Chinnadurai has made ground-breaking contributions to the study of cancer, leading to a greater understanding of how normal cells are converted into cancer cells. With research consistently funded by the National Institutes of Health, Chinnadurai has invested 38 years in understanding the molecular mechanisms that human adenoviruses use to replicate in infected cells and to transform normal cells into cancerous ones.
"An important rule in research is to stick with one or two intellectual problems and see where they take you," Chinnadurai said. "That's what I've done and it's taken us closer than ever to finding a cure for cancer."
New treatments, targets
His basic science discoveries have opened avenues for others to develop treatments for cancer, including new targets for cancer-fighting therapies and a new generation of anti-cancer drugs that are in clinical trials.
Through his studies on viral genes, he discovered the first member of a family of cellular proteins known as the "BH3-only" family proteins that trigger cell death (apoptosis) in response to treatment with agents such as anti-cancer agents. Molecules that mimic the activity of such proteins are currently being investigated as novel anti-cancer agents.

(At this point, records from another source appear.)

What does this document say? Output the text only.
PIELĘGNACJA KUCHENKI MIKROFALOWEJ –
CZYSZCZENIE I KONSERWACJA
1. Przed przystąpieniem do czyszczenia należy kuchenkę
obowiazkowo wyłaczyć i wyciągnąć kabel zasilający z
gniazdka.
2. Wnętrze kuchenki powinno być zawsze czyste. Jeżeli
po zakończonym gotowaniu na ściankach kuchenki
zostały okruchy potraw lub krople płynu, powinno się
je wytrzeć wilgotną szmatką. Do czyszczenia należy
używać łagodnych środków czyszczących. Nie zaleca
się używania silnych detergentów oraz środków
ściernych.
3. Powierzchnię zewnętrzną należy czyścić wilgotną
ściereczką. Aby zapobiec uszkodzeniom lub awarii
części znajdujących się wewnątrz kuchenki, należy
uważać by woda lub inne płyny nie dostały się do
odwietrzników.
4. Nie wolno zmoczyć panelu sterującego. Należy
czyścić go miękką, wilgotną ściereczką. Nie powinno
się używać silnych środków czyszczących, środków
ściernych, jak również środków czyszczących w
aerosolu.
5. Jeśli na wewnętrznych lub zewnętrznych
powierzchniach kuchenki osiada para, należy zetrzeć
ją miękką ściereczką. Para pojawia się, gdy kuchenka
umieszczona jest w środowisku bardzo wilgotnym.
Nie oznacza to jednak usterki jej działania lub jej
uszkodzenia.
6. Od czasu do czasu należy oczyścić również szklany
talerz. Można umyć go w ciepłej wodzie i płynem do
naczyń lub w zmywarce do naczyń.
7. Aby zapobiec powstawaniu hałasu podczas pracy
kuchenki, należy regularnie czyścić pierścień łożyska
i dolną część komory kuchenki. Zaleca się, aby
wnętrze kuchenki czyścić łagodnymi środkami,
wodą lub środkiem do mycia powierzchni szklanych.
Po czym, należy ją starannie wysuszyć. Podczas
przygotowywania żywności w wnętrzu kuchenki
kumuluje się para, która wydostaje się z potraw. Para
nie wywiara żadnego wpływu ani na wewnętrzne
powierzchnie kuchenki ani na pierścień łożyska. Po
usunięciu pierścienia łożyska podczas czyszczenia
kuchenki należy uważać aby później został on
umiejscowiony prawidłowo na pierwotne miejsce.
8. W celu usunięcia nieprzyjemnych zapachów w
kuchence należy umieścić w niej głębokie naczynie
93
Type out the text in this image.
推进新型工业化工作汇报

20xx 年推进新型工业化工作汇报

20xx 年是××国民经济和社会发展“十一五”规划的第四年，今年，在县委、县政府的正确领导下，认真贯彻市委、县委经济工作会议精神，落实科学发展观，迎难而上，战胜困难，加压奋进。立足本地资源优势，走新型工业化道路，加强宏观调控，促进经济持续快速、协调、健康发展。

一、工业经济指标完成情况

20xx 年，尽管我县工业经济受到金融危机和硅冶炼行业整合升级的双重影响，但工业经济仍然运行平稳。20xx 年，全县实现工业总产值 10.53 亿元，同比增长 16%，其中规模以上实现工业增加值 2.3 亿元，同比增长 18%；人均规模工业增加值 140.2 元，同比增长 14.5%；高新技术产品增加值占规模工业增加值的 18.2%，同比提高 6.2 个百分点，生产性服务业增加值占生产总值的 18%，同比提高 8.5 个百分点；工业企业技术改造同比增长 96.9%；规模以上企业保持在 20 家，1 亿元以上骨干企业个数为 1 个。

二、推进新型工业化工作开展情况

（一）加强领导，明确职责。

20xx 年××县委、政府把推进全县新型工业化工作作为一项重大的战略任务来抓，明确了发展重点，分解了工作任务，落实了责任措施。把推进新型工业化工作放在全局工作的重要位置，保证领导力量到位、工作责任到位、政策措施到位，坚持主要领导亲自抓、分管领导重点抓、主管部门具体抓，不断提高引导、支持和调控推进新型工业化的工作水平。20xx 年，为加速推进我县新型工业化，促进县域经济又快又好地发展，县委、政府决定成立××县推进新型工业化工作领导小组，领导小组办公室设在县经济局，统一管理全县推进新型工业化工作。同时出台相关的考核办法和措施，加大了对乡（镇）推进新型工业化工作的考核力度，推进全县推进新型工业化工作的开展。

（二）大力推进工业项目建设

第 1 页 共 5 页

He also discovered, contrary to expectation, that certain viral oncogenes (genes that can cause cancer), such as the adenovirus E1A oncogene, can suppress cancerous transformation of animal cells. By studying mechanisms by which such viral genes accomplish this feat, his group is discovering novel approaches to inhibit cancer growth and metastasis.
His research papers have been widely cited, testifying to the pervasive impact of his discoveries on modern cell and molecular biology. In addition, he has mentored many medical students, graduate students, postdoctoral fellows and visiting scientists from around the world - extending the reach of his influence beyond his lab.
Chinnadurai joined SLU in 1974, after receiving his Ph.D. in molecular biology from the University of Texas, Dallas.
In good standing
He joins other SLU faculty members who have received the Fellows award including his colleague at the Institute for Molecular Virology, Duane Grandgenett, Ph.D., who was recognized last year. Raymond Slavin, M.D., professor of internal medicine and molecular microbiology and immunology at Saint Louis University School of Medicine, and Robert Belshe, M.D., director of the Saint Louis University Center for Vaccine Development, also had been recognized with the Fellows award.
The Academy of Science of St. Louis will honor other leaders in science with Lifetime Achievement, Science Leadership, Trustees, James B. Eads award for engineering and technology, Interdisciplinary, Innovation and Educator Awards at the Outstanding Scientist dinner.
The Academy of Science of St. Louis is an independent science organization that has connected science and the public for more than 150 years.
Established in 1836, Saint Louis University School of Medicine has the distinction of awarding the first medical degree west of the Mississippi River. The school educates physicians and biomedical scientists, conducts medical research, and provides health care on a local, national and international level. Research at the school seeks new cures and treatments in five key areas: cancer, infectious disease, liver disease, aging and brain disease and heart/lung disease.